Chileans angry over social and economic issues clashed with security forces for a second day Saturday despite a state of emergency declared to quell the worst violence in years in one of Latin America's most stable countries.
Authorities announced a curfew in Santiago starting at 0100 GMT Sunday, after protesters set buses on fire, burned metro stations and clashed with riot police in the city of seven million.
"Having analyzed the situation and the appalling actions that occurred today, I have made the decision to suspend freedoms and movement through a total curfew," said Army General Javier Iturriaga, who is overseeing security during the state of emergency.
AFP video showed security forces blasting a crowd with water cannon, and riot police wrestling young protesters into vans.
The day had started with thousands of Chileans banging pots and pans in Santiago and other cities, reflecting broad anger over economic and social conditions, including a yawning gap between rich and poor.

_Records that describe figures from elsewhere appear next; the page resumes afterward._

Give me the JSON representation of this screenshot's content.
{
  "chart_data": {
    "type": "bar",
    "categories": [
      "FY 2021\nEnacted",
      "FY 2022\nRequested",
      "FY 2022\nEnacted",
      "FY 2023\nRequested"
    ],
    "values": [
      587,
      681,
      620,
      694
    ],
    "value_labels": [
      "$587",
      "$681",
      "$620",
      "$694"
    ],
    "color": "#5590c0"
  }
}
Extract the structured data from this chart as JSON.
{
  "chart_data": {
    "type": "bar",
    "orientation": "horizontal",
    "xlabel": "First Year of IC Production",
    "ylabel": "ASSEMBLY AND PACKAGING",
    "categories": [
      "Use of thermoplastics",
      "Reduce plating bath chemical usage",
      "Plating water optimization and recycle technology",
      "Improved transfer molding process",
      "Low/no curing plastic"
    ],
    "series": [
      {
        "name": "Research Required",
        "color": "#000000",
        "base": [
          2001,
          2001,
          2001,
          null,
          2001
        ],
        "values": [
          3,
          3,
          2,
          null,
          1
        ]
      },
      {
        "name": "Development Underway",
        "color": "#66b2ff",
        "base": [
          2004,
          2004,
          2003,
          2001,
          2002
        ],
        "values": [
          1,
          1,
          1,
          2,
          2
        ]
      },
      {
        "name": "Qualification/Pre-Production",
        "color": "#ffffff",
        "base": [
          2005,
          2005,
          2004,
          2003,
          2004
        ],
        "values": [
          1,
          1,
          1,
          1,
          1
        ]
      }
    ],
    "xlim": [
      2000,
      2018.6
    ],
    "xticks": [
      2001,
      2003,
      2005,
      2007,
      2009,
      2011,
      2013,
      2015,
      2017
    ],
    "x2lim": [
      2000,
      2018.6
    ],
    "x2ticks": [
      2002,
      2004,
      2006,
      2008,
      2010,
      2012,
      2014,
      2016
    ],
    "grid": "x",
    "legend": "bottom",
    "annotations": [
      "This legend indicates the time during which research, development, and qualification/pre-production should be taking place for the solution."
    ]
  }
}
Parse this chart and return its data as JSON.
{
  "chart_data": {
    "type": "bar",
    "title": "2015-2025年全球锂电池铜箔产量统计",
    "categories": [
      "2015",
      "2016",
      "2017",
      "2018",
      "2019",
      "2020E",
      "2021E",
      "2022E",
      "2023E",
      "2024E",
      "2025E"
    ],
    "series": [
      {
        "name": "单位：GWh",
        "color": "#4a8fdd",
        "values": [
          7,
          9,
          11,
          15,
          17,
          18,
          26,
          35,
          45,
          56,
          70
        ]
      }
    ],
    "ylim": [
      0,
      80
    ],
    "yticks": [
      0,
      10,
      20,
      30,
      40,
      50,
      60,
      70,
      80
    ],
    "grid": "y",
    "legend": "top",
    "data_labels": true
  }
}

But clashes later erupted in Plaza Italia, ground zero of Friday's violence, and outside the presidential palace.
Protesters again set buses on fire in downtown Santiago, leading to the suspension of services.
"We're sick and tired, enough already. We're tired of them screwing around with us. Politicians only do what they want to do, and turn their backs on all reality," said Javiera Alarcon, a 29-year-old sociologist protesting in front of the presidential palace, which was surrounded by police and military vehicles.